Sujetando la varilla con la mano derecha, Carslow se inclinó hacia delante, agarró el flácido miembro viril del paciente con la mano izquierda, lo levantó, y sin pausa alguna, empezó a introducir el extremo de la varilla por la punta del pene, empujándola hacia dentro.

«¡Dios bendito!», Hawkwood apretó los puños ante lo inesperado de la acción.

Un aullido de dolor brotó de la boca del paciente y su cuerpo se arqueó. La mesa se convirtió en un caos de brazos y piernas que se agitaban frenéticamente.

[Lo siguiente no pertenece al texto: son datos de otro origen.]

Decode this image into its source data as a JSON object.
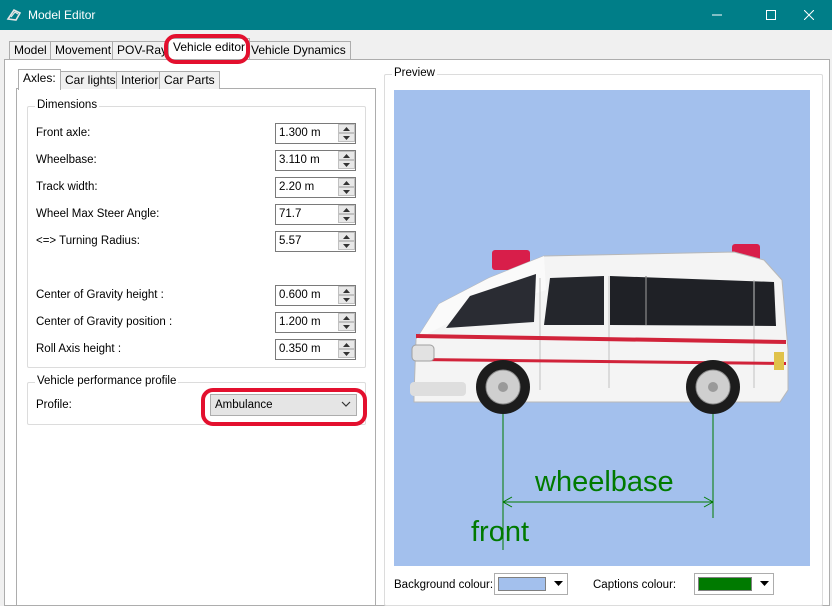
{
  "window": {
    "title": "Model Editor"
  },
  "main_tabs": [
    "Model",
    "Movement",
    "POV-Ray",
    "Vehicle editor",
    "Vehicle Dynamics"
  ],
  "sub_tabs": [
    "Axles:",
    "Car lights",
    "Interior",
    "Car Parts"
  ],
  "dimensions": {
    "legend": "Dimensions",
    "fields": [
      {
        "label": "Front axle:",
        "value": "1.300 m"
      },
      {
        "label": "Wheelbase:",
        "value": "3.110 m"
      },
      {
        "label": "Track width:",
        "value": "2.20 m"
      },
      {
        "label": "Wheel Max Steer Angle:",
        "value": "71.7"
      },
      {
        "label": "<=> Turning Radius:",
        "value": "5.57"
      },
      {
        "label": "Center of Gravity height :",
        "value": "0.600 m"
      },
      {
        "label": "Center of Gravity position :",
        "value": "1.200 m"
      },
      {
        "label": "Roll Axis height :",
        "value": "0.350 m"
      }
    ]
  },
  "performance": {
    "legend": "Vehicle performance profile",
    "profile_label": "Profile:",
    "profile_value": "Ambulance"
  },
  "preview": {
    "legend": "Preview",
    "wheelbase_caption": "wheelbase",
    "front_caption": "front",
    "background_label": "Background colour:",
    "captions_label": "Captions colour:",
    "background_color": "#a3c0ed",
    "captions_color": "#007a00"
  },
  "colors": {
    "titlebar": "#007e88",
    "highlight": "#e3102e"
  }
}
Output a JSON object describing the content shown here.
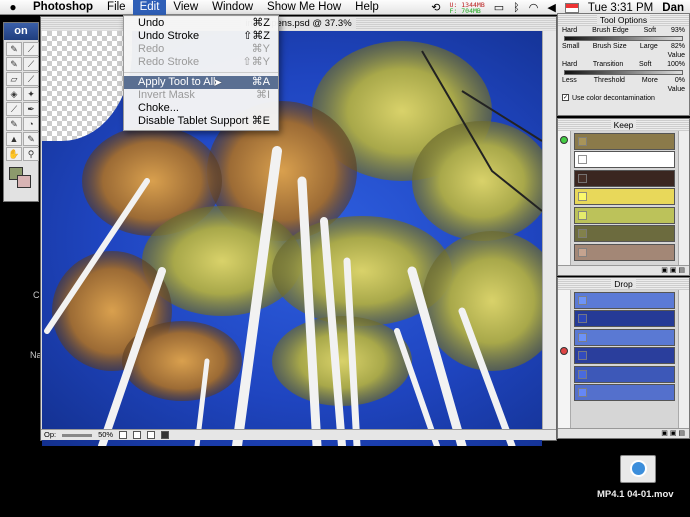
{
  "menubar": {
    "apple": "",
    "items": [
      "Photoshop",
      "File",
      "Edit",
      "View",
      "Window",
      "Show Me How",
      "Help"
    ],
    "clock": "Tue 3:31 PM",
    "user": "Dan",
    "memory": [
      "U: 1344MB",
      "F: 704MB"
    ]
  },
  "edit_menu": {
    "items": [
      {
        "label": "Undo",
        "shortcut": "⌘Z",
        "enabled": true
      },
      {
        "label": "Undo Stroke",
        "shortcut": "⇧⌘Z",
        "enabled": true
      },
      {
        "label": "Redo",
        "shortcut": "⌘Y",
        "enabled": false
      },
      {
        "label": "Redo Stroke",
        "shortcut": "⇧⌘Y",
        "enabled": false
      },
      {
        "label": "Apply Tool to All",
        "shortcut": "⌘A",
        "enabled": true,
        "highlighted": true
      },
      {
        "label": "Invert Mask",
        "shortcut": "⌘I",
        "enabled": false
      },
      {
        "label": "Choke...",
        "shortcut": "",
        "enabled": true
      },
      {
        "label": "Disable Tablet Support",
        "shortcut": "⌘E",
        "enabled": true
      }
    ]
  },
  "document": {
    "title_fragment": "ing Aspens.psd @ 37.3%",
    "status_label": "Op:",
    "zoom": "50%"
  },
  "tool_options": {
    "title": "Tool Options",
    "brush_edge": {
      "left": "Hard",
      "label": "Brush Edge",
      "right": "Soft",
      "value": "93%"
    },
    "brush_size": {
      "left": "Small",
      "label": "Brush Size",
      "right": "Large",
      "value": "82%",
      "value_label": "Value"
    },
    "transition": {
      "left": "Hard",
      "label": "Transition",
      "right": "Soft",
      "value": "100%"
    },
    "threshold": {
      "left": "Less",
      "label": "Threshold",
      "right": "More",
      "value": "0%",
      "value_label": "Value"
    },
    "decontam": "Use color decontamination"
  },
  "keep_panel": {
    "title": "Keep",
    "swatches": [
      "#8b7a4a",
      "#ffffff",
      "#3a2620",
      "#e8d85a",
      "#bcc25a",
      "#6c6b3e",
      "#a38776"
    ]
  },
  "drop_panel": {
    "title": "Drop",
    "swatches": [
      "#5b7ad6",
      "#253a96",
      "#5a79d3",
      "#2a3e9c",
      "#3d58b8",
      "#5470cc"
    ]
  },
  "desktop": {
    "labels": [
      "C",
      "Na"
    ],
    "movie_label": "MP4.1 04-01.mov"
  },
  "colors": {
    "menu_highlight": "#5a6f92",
    "menubar_active": "#2f5fb7",
    "sky": "#1f45c0"
  }
}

—¡Agárrenlo bien, caballeros! ¡Agárrenlo! ¡Tranquilo, señor Ashby! ¡Tranquilo!

Por la rapidez con la que los dos auxiliares tensaron las correas, era evidente que estaban bien acostumbrados a forcejear con pacientes. Sin embargo, a pesar estar agarrando con fuerza, la ferocidad de la resistencia había cogido desprevenidos a los dos estudiantes. Sólo gracias a la ayuda del asistente principal del cirujano, Gibson, que se tumbó encima del pecho del paciente, lograron al fin volver a sujetarlo bien.

Tardaron unos cuantos segundos en inmovilizar al hombre sobre la mesa. Durante toda la maniobra, el paciente continuaba meneando la cabeza de un lado a otro como un pez recién pescado.

Hawkwood se notó las palmas de las manos resbaladizas por el sudor. Había sido una escena extremadamente turbadora. Cuando penetró la sonda, ninguno de los presentes era capaz de evitar imaginarse a sí mismos en el pellejo del paciente.

Ignorando los gritos de este último, Carslow siguió donde lo habían interrumpido. Agarrando la varilla de metal una vez más, comenzó a empujarla hacia el interior del pene. Su voz seguía teniendo un tono comedido, aunque hablaba más alto que al inicio, para contrarrestar el ruido del hombre que forcejeaba sobre la mesa.

—Introducimos la varilla por la uretra hasta la vejiga, así, y escuchamos…

Al oír las palabras del cirujano, Hawkwood se dio cuenta de repente de lo callada que se había quedado el resto de la sala. Era como si todo el mundo contuviera la respiración. Incluso los alaridos del paciente decayeron hasta convertirse en una sucesión de gemidos apagados, aunque el dolor debía ser atroz. Entonces, para sorpresa de Hawkwood, el cirujano se inclinó hacia delante y apoyó la oreja en la base de la verga del paciente.